Quote by turbo1
JesseM pointed out a third possibility  that the Universe can be locally flat/Euclidean, but have a nontrivial topology that allows it to curve back on itself. The website he links uses a torus as an example, but others use Klein bottles, teacups, manifolds with multiple interconnedctions, etc, etc. Other than the possibility of seeing selfsimilar constructs on opposite sides of the Universe (which has never been done, even in the WMAP data) I am not aware of any testable predictions by which these mathematical curiosities might be falsified. In science, something that cannot be falsified (for instance a statement like "angels are pushing the Universe apart, causing expansion") has no standing. Just because it is mathematically possible to do geometry in a topologically nontrivial frame, that does not make the chance that our Universe has assumed that topology likely, nor even possible.
Using Occam's Razor (apparently flat universe, without assuming a complex nontrivial topology) I believe that you will have to accept a spacially infinite Universe with no center from which it all began, as JesseM stated earlier.

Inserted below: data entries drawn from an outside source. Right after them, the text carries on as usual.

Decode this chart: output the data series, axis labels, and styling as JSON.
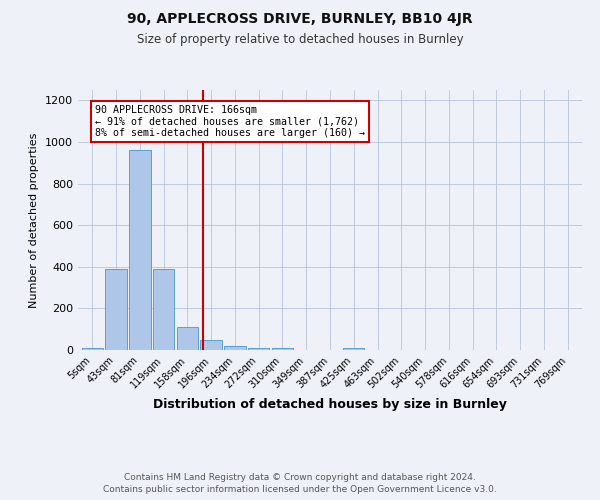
{
  "title1": "90, APPLECROSS DRIVE, BURNLEY, BB10 4JR",
  "title2": "Size of property relative to detached houses in Burnley",
  "xlabel": "Distribution of detached houses by size in Burnley",
  "ylabel": "Number of detached properties",
  "categories": [
    "5sqm",
    "43sqm",
    "81sqm",
    "119sqm",
    "158sqm",
    "196sqm",
    "234sqm",
    "272sqm",
    "310sqm",
    "349sqm",
    "387sqm",
    "425sqm",
    "463sqm",
    "502sqm",
    "540sqm",
    "578sqm",
    "616sqm",
    "654sqm",
    "693sqm",
    "731sqm",
    "769sqm"
  ],
  "values": [
    10,
    390,
    960,
    390,
    110,
    50,
    20,
    10,
    10,
    0,
    0,
    10,
    0,
    0,
    0,
    0,
    0,
    0,
    0,
    0,
    0
  ],
  "bar_color": "#aec6e8",
  "bar_edge_color": "#5a9fd4",
  "vline_x": 4.65,
  "vline_color": "#cc0000",
  "annotation_text_line1": "90 APPLECROSS DRIVE: 166sqm",
  "annotation_text_line2": "← 91% of detached houses are smaller (1,762)",
  "annotation_text_line3": "8% of semi-detached houses are larger (160) →",
  "annotation_box_color": "#ffffff",
  "annotation_box_edge_color": "#cc0000",
  "ylim": [
    0,
    1250
  ],
  "yticks": [
    0,
    200,
    400,
    600,
    800,
    1000,
    1200
  ],
  "footer1": "Contains HM Land Registry data © Crown copyright and database right 2024.",
  "footer2": "Contains public sector information licensed under the Open Government Licence v3.0.",
  "bg_color": "#eef2f8"
}
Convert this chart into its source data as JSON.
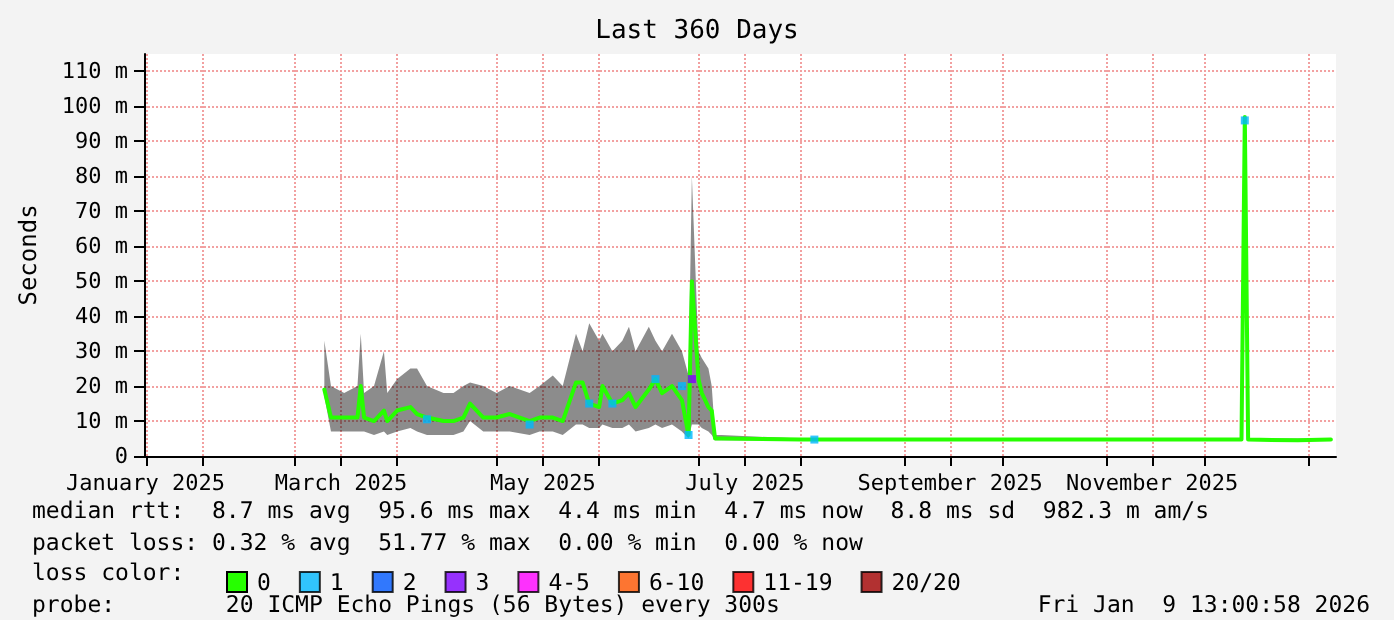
{
  "chart_data": {
    "type": "line",
    "title": "Last 360 Days",
    "ylabel": "Seconds",
    "xlim": [
      "2025-01-14T13:00",
      "2026-01-09T13:00"
    ],
    "xticks": [
      {
        "value": "2025-01-15",
        "label": "January 2025"
      },
      {
        "value": "2025-02-01",
        "label": null
      },
      {
        "value": "2025-03-01",
        "label": null
      },
      {
        "value": "2025-03-15",
        "label": "March 2025"
      },
      {
        "value": "2025-04-01",
        "label": null
      },
      {
        "value": "2025-05-01",
        "label": null
      },
      {
        "value": "2025-05-15",
        "label": "May 2025"
      },
      {
        "value": "2025-06-01",
        "label": null
      },
      {
        "value": "2025-07-01",
        "label": null
      },
      {
        "value": "2025-07-15",
        "label": "July 2025"
      },
      {
        "value": "2025-08-01",
        "label": null
      },
      {
        "value": "2025-09-01",
        "label": null
      },
      {
        "value": "2025-09-15",
        "label": "September 2025"
      },
      {
        "value": "2025-10-01",
        "label": null
      },
      {
        "value": "2025-11-01",
        "label": null
      },
      {
        "value": "2025-11-15",
        "label": "November 2025"
      },
      {
        "value": "2025-12-01",
        "label": null
      },
      {
        "value": "2026-01-01",
        "label": null
      }
    ],
    "ylim": [
      0,
      115
    ],
    "yticks": [
      0,
      {
        "value": 10,
        "label": "10 m"
      },
      {
        "value": 20,
        "label": "20 m"
      },
      {
        "value": 30,
        "label": "30 m"
      },
      {
        "value": 40,
        "label": "40 m"
      },
      {
        "value": 50,
        "label": "50 m"
      },
      {
        "value": 60,
        "label": "60 m"
      },
      {
        "value": 70,
        "label": "70 m"
      },
      {
        "value": 80,
        "label": "80 m"
      },
      {
        "value": 90,
        "label": "90 m"
      },
      {
        "value": 100,
        "label": "100 m"
      },
      {
        "value": 110,
        "label": "110 m"
      }
    ],
    "grid": true,
    "legend": "bottom left",
    "legend_title": "loss color:",
    "marker": "square",
    "series": [
      {
        "name": "0",
        "color": "#26ff00",
        "marker": "none",
        "x": [
          "2025-03-10",
          "2025-03-12",
          "2025-03-16",
          "2025-03-20",
          "2025-03-21",
          "2025-03-22",
          "2025-03-25",
          "2025-03-28",
          "2025-03-29",
          "2025-04-01",
          "2025-04-05",
          "2025-04-07",
          "2025-04-10",
          "2025-04-15",
          "2025-04-18",
          "2025-04-21",
          "2025-04-23",
          "2025-04-27",
          "2025-05-01",
          "2025-05-05",
          "2025-05-11",
          "2025-05-14",
          "2025-05-18",
          "2025-05-21",
          "2025-05-25",
          "2025-05-27",
          "2025-05-29",
          "2025-06-01",
          "2025-06-02",
          "2025-06-05",
          "2025-06-08",
          "2025-06-10",
          "2025-06-12",
          "2025-06-16",
          "2025-06-18",
          "2025-06-20",
          "2025-06-23",
          "2025-06-26",
          "2025-06-28",
          "2025-06-29",
          "2025-07-01",
          "2025-07-02",
          "2025-07-04",
          "2025-07-05",
          "2025-07-06",
          "2025-07-08",
          "2025-08-01",
          "2025-08-31",
          "2025-09-30",
          "2025-10-30",
          "2025-11-29",
          "2025-12-12",
          "2025-12-13",
          "2025-12-14",
          "2025-12-29",
          "2026-01-08"
        ],
        "values": [
          19,
          11,
          11,
          11,
          20,
          11,
          10,
          13,
          10,
          13,
          14,
          12,
          11,
          10,
          10,
          11,
          15,
          11,
          11,
          12,
          10,
          11,
          11,
          10,
          21,
          21,
          15,
          14,
          20,
          15,
          16,
          18,
          14,
          19,
          22,
          18,
          20,
          16,
          6,
          50,
          22,
          18,
          14,
          13,
          5,
          5,
          4.7,
          4.7,
          4.7,
          4.7,
          4.7,
          4.7,
          97,
          4.7,
          4.5,
          4.7
        ],
        "lower": [
          17,
          7,
          7,
          7,
          7,
          7,
          6,
          7,
          6,
          7,
          8,
          7,
          6,
          6,
          6,
          7,
          10,
          7,
          7,
          7,
          6,
          7,
          7,
          6,
          9,
          9,
          8,
          8,
          9,
          8,
          8,
          9,
          7,
          8,
          9,
          8,
          9,
          7,
          5,
          9,
          9,
          8,
          7,
          6,
          4.5,
          4.5,
          4.4,
          4.4,
          4.4,
          4.4,
          4.4,
          4.4,
          90,
          4.4,
          4.3,
          4.4
        ],
        "upper": [
          33,
          20,
          18,
          20,
          35,
          18,
          20,
          30,
          18,
          22,
          25,
          25,
          20,
          18,
          18,
          20,
          21,
          20,
          18,
          20,
          18,
          20,
          23,
          20,
          35,
          30,
          38,
          33,
          35,
          30,
          33,
          37,
          30,
          37,
          33,
          30,
          35,
          30,
          23,
          80,
          30,
          28,
          25,
          20,
          6,
          6,
          5,
          5,
          5,
          5,
          5,
          5,
          97,
          5,
          5,
          5
        ]
      },
      {
        "name": "1",
        "type": "scatter",
        "color": "#00b8ff",
        "x": [
          "2025-04-10",
          "2025-05-11",
          "2025-05-29",
          "2025-06-05",
          "2025-06-18",
          "2025-06-26",
          "2025-06-28",
          "2025-08-05",
          "2025-12-13"
        ],
        "values": [
          10.5,
          9,
          15,
          15,
          22,
          20,
          6,
          4.7,
          96
        ]
      },
      {
        "name": "2",
        "type": "scatter",
        "color": "#0059ff"
      },
      {
        "name": "3",
        "type": "scatter",
        "color": "#7e00ff",
        "x": [
          "2025-06-29"
        ],
        "values": [
          22
        ]
      },
      {
        "name": "4-5",
        "type": "scatter",
        "color": "#ff00ff"
      },
      {
        "name": "6-10",
        "type": "scatter",
        "color": "#ff5500"
      },
      {
        "name": "11-19",
        "type": "scatter",
        "color": "#ff0000"
      },
      {
        "name": "20/20",
        "type": "scatter",
        "color": "#a10000"
      }
    ],
    "annotations": [
      "median rtt:  8.7 ms avg  95.6 ms max  4.4 ms min  4.7 ms now  8.8 ms sd  982.3 m am/s",
      "packet loss: 0.32 % avg  51.77 % max  0.00 % min  0.00 % now",
      "probe:        20 ICMP Echo Pings (56 Bytes) every 300s",
      "Fri Jan  9 13:00:58 2026"
    ]
  }
}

If neither an infinite universe with the simplest topology nor a finite universe with a nontrivial topology make any distinct predictions, how can it possibly be a scientific question which one is actually true? An argument which uses "Occam's razor" is a purely metaphysical one if it is impossible
in principle to test whether your conclusion is correct (unlike, say, the theory that the laws of physics work differently on a single planet in the Andromeda galaxy, an idea which seems very implausible by Occam's razor, but which could in principle be tested directly). Plus, some people might argue that a finite universe is inherently simpler than an infinite one, and is therefore favored by Occam's razor even if it requires a slightly more complicated topology. As it happens, it could actually be possible to find experimental evidence for a finite universe by looking for repeating patterns in the cosmic microwave background radiation (see
this page, or
this one), but this would only work if the radius of the universe is smaller than the maximum distance we can observe.